Certains antivax en font la critique. Si c’est pour dire que cela crée de l’autisme, c’est du pur délire. Mais affirmer qu’ils posent question d’un point de vue économique, ce n’est pas délirant. Cependant, ils sont aussi avantageux du point de vue du consommateur : ils sont plus sûrs, plus efficaces.
La place prise par le discours antivax peut-elle représenter un danger pour la seconde phase de la lutte contre le Covid-19 ?
Je suis historien, pas sociologue, mais, à mon sens, le mouvement antivax reste marginal. Historiquement, ses militants ont pu obtenir des victoires, mais ils n’ont jamais empêché les Etats et les sociétés de vacciner. Dans les situations de menaces épidémiques réelles, il y a une demande.
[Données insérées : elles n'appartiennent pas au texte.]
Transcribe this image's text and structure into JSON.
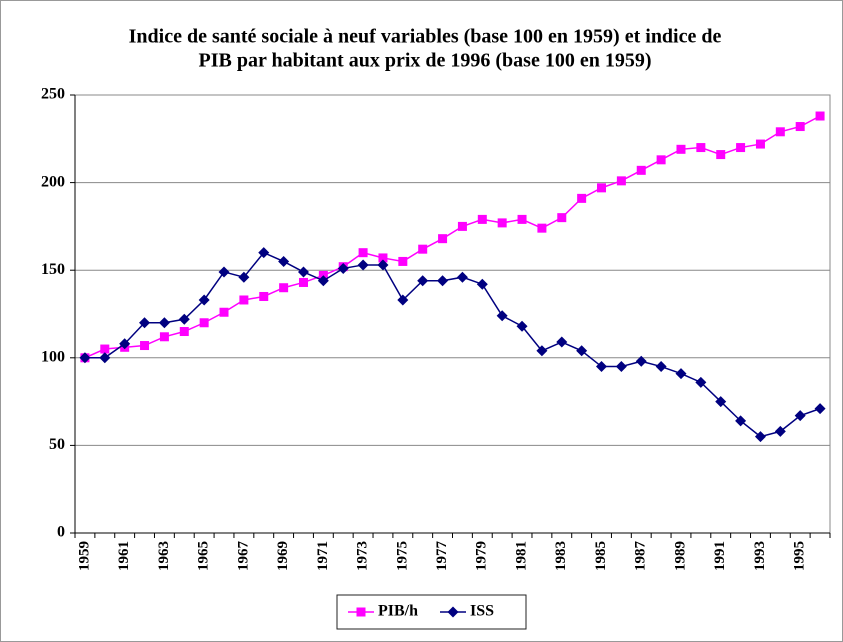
{
  "chart_data": {
    "type": "line",
    "title": [
      "Indice de santé sociale à neuf variables (base 100 en 1959) et indice de",
      "PIB par habitant aux prix de 1996 (base 100 en 1959)"
    ],
    "categories": [
      "1959",
      null,
      "1961",
      null,
      "1963",
      null,
      "1965",
      null,
      "1967",
      null,
      "1969",
      null,
      "1971",
      null,
      "1973",
      null,
      "1975",
      null,
      "1977",
      null,
      "1979",
      null,
      "1981",
      null,
      "1983",
      null,
      "1985",
      null,
      "1987",
      null,
      "1989",
      null,
      "1991",
      null,
      "1993",
      null,
      "1995",
      null
    ],
    "series": [
      {
        "name": "PIB/h",
        "color": "#ff00ff",
        "marker": "square",
        "values": [
          100,
          105,
          106,
          107,
          112,
          115,
          120,
          126,
          133,
          135,
          140,
          143,
          147,
          152,
          160,
          157,
          155,
          162,
          168,
          175,
          179,
          177,
          179,
          174,
          180,
          191,
          197,
          201,
          207,
          213,
          219,
          220,
          216,
          220,
          222,
          229,
          232,
          238
        ]
      },
      {
        "name": "ISS",
        "color": "#000080",
        "marker": "diamond",
        "values": [
          100,
          100,
          108,
          120,
          120,
          122,
          133,
          149,
          146,
          160,
          155,
          149,
          144,
          151,
          153,
          153,
          133,
          144,
          144,
          146,
          142,
          124,
          118,
          104,
          109,
          104,
          95,
          95,
          98,
          95,
          91,
          86,
          75,
          64,
          55,
          58,
          67,
          71
        ]
      }
    ],
    "ylim": [
      0,
      250
    ],
    "yticks": [
      0,
      50,
      100,
      150,
      200,
      250
    ],
    "grid": true,
    "legend": "bottom"
  }
}
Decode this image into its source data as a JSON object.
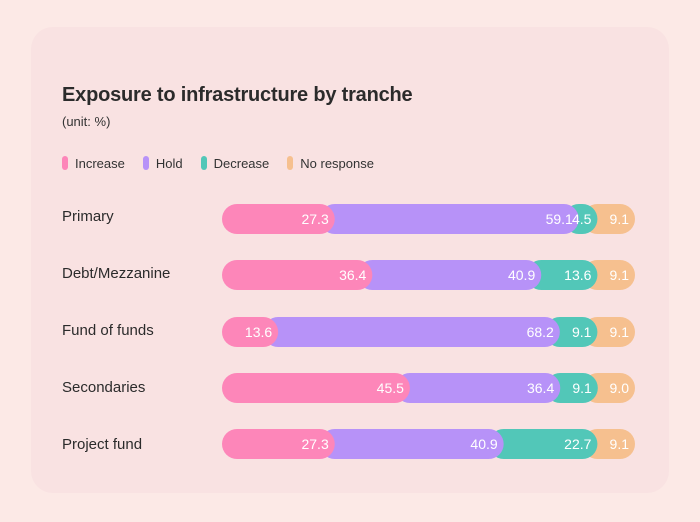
{
  "chart_data": {
    "type": "bar",
    "orientation": "horizontal",
    "stacked": true,
    "title": "Exposure to infrastructure by tranche",
    "subtitle": "(unit: %)",
    "categories": [
      "Primary",
      "Debt/Mezzanine",
      "Fund of funds",
      "Secondaries",
      "Project fund"
    ],
    "series": [
      {
        "name": "Increase",
        "color": "#fd86b9",
        "values": [
          27.3,
          36.4,
          13.6,
          45.5,
          27.3
        ]
      },
      {
        "name": "Hold",
        "color": "#b792f8",
        "values": [
          59.1,
          40.9,
          68.2,
          36.4,
          40.9
        ]
      },
      {
        "name": "Decrease",
        "color": "#52c7b8",
        "values": [
          4.5,
          13.6,
          9.1,
          9.1,
          22.7
        ]
      },
      {
        "name": "No response",
        "color": "#f6c08f",
        "values": [
          9.1,
          9.1,
          9.1,
          9.0,
          9.1
        ]
      }
    ],
    "legend_position": "top-left",
    "value_labels": true,
    "grid": false
  }
}
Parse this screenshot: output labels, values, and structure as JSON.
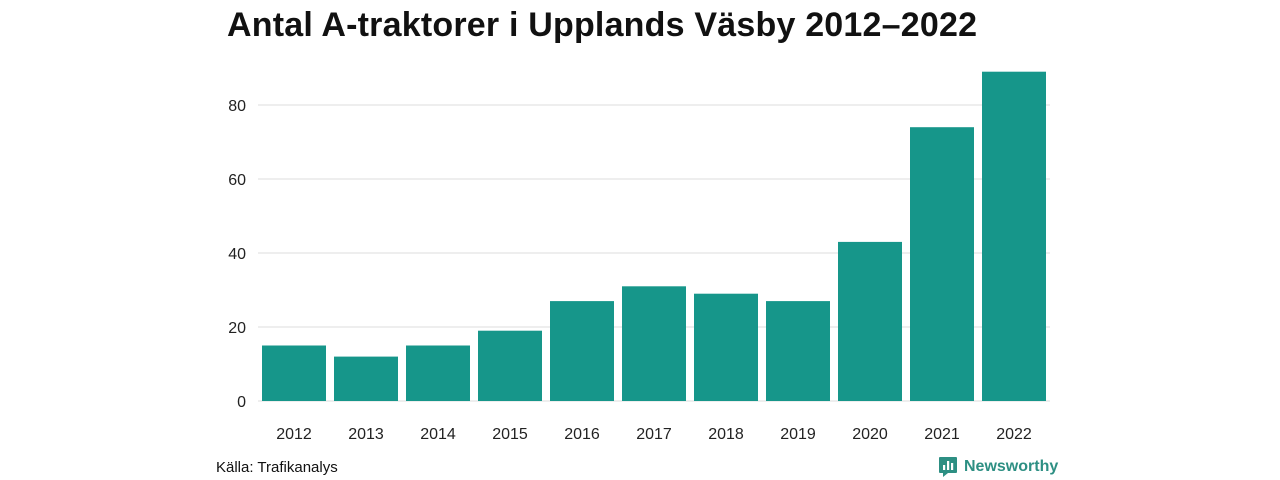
{
  "chart_data": {
    "type": "bar",
    "title": "Antal A-traktorer i Upplands Väsby 2012–2022",
    "categories": [
      "2012",
      "2013",
      "2014",
      "2015",
      "2016",
      "2017",
      "2018",
      "2019",
      "2020",
      "2021",
      "2022"
    ],
    "values": [
      15,
      12,
      15,
      19,
      27,
      31,
      29,
      27,
      43,
      74,
      89
    ],
    "ylim": [
      0,
      90
    ],
    "yticks": [
      0,
      20,
      40,
      60,
      80
    ],
    "xlabel": "",
    "ylabel": "",
    "grid": true,
    "bar_color": "#16968a"
  },
  "source": "Källa: Trafikanalys",
  "brand": {
    "name": "Newsworthy",
    "color": "#2d8f83",
    "icon": "bar-chart-logo-icon"
  }
}
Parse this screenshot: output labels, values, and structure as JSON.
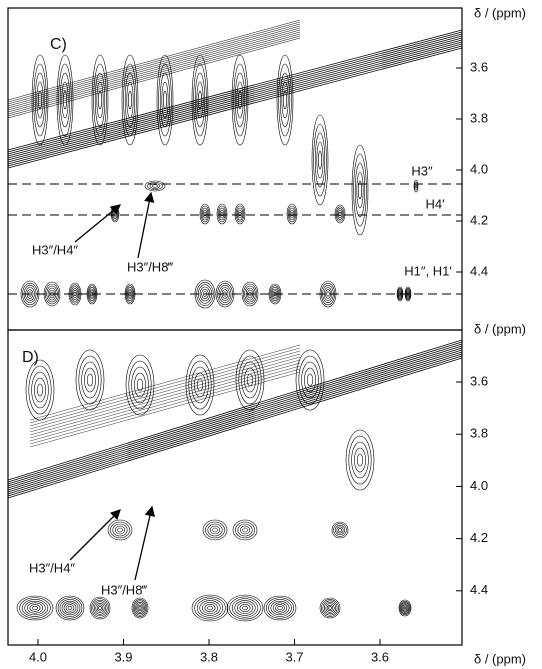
{
  "panels": [
    {
      "label": "C)",
      "axis_label": "δ / (ppm)",
      "yticks": [
        {
          "value": 3.6,
          "label": "3.6"
        },
        {
          "value": 3.8,
          "label": "3.8"
        },
        {
          "value": 4.0,
          "label": "4.0"
        },
        {
          "value": 4.2,
          "label": "4.2"
        },
        {
          "value": 4.4,
          "label": "4.4"
        }
      ],
      "annotations": [
        "H3″/H4″",
        "H3″/H8‴",
        "H3″",
        "H4′",
        "H1″, H1′"
      ]
    },
    {
      "label": "D)",
      "axis_label": "δ / (ppm)",
      "yticks": [
        {
          "value": 3.6,
          "label": "3.6"
        },
        {
          "value": 3.8,
          "label": "3.8"
        },
        {
          "value": 4.0,
          "label": "4.0"
        },
        {
          "value": 4.2,
          "label": "4.2"
        },
        {
          "value": 4.4,
          "label": "4.4"
        }
      ],
      "annotations": [
        "H3″/H4″",
        "H3″/H8‴"
      ]
    }
  ],
  "x_axis": {
    "label": "δ / (ppm)",
    "xticks": [
      {
        "value": 4.0,
        "label": "4.0"
      },
      {
        "value": 3.9,
        "label": "3.9"
      },
      {
        "value": 3.8,
        "label": "3.8"
      },
      {
        "value": 3.7,
        "label": "3.7"
      },
      {
        "value": 3.6,
        "label": "3.6"
      }
    ]
  }
}
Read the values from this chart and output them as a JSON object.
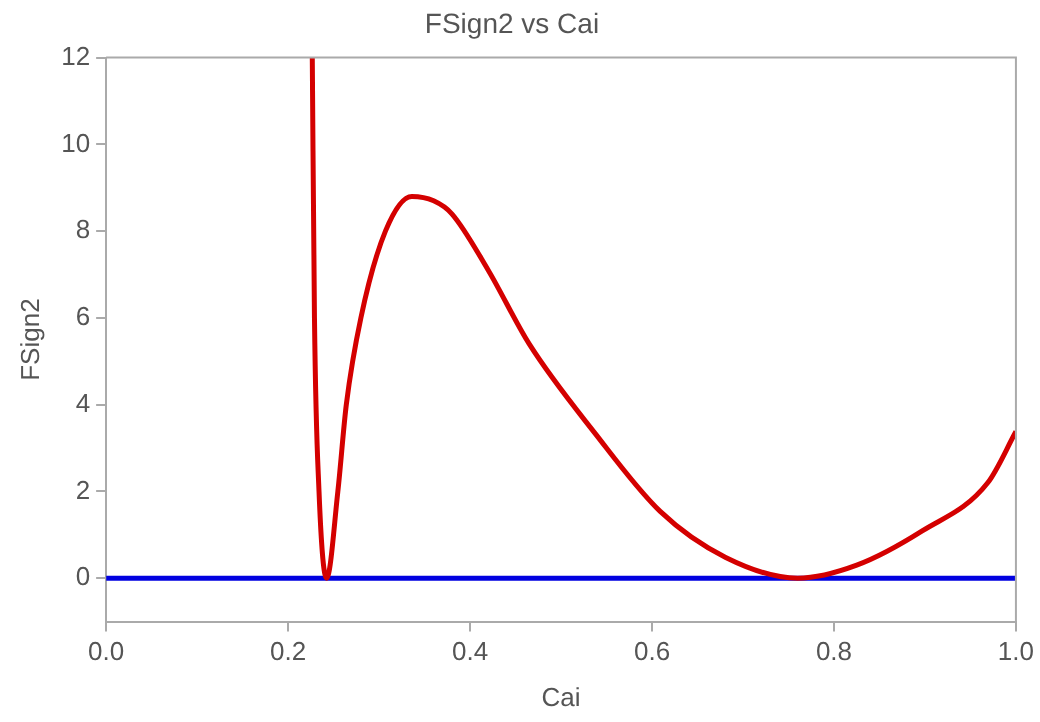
{
  "chart_data": {
    "type": "line",
    "title": "FSign2 vs Cai",
    "xlabel": "Cai",
    "ylabel": "FSign2",
    "xlim": [
      0,
      1
    ],
    "ylim": [
      -1,
      12
    ],
    "xticks": [
      {
        "value": 0,
        "label": "0.0"
      },
      0.2,
      0.4,
      0.6,
      0.8,
      {
        "value": 1,
        "label": "1.0"
      }
    ],
    "yticks": [
      0,
      2,
      4,
      6,
      8,
      10,
      12
    ],
    "grid": false,
    "legend": false,
    "marker": "none",
    "line_style": "solid",
    "series": [
      {
        "color": "#d40000",
        "x": [
          0.2266,
          0.229,
          0.234,
          0.2424,
          0.2547,
          0.264,
          0.28,
          0.307,
          0.336,
          0.36,
          0.38,
          0.42,
          0.465,
          0.537,
          0.609,
          0.681,
          0.76,
          0.825,
          0.897,
          0.969,
          1.0
        ],
        "values": [
          12,
          6,
          2,
          0,
          2,
          4,
          6,
          8,
          8.8,
          8.7,
          8.4,
          7.1,
          5.4,
          3.35,
          1.54,
          0.48,
          0,
          0.3,
          1.09,
          2.2,
          3.38
        ]
      },
      {
        "color": "#0000e0",
        "x": [
          0,
          1
        ],
        "values": [
          0,
          0
        ]
      }
    ]
  }
}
Si le Covid-19 revient, le problème, ce ne sera pas les antivax, que vous ne convaincrez jamais, mais de réussir à produire assez de doses de vaccins pour tout le monde. Et le jour où le vaccin sera là, il faudra surtout se demander à qui le donner en priorité, évaluer les effets secondaires dans un contexte d’urgence. Et définir à quel coût, pour combien d’injections ? Or ce ne sera pas aux antivaccins de répondre à ces questions.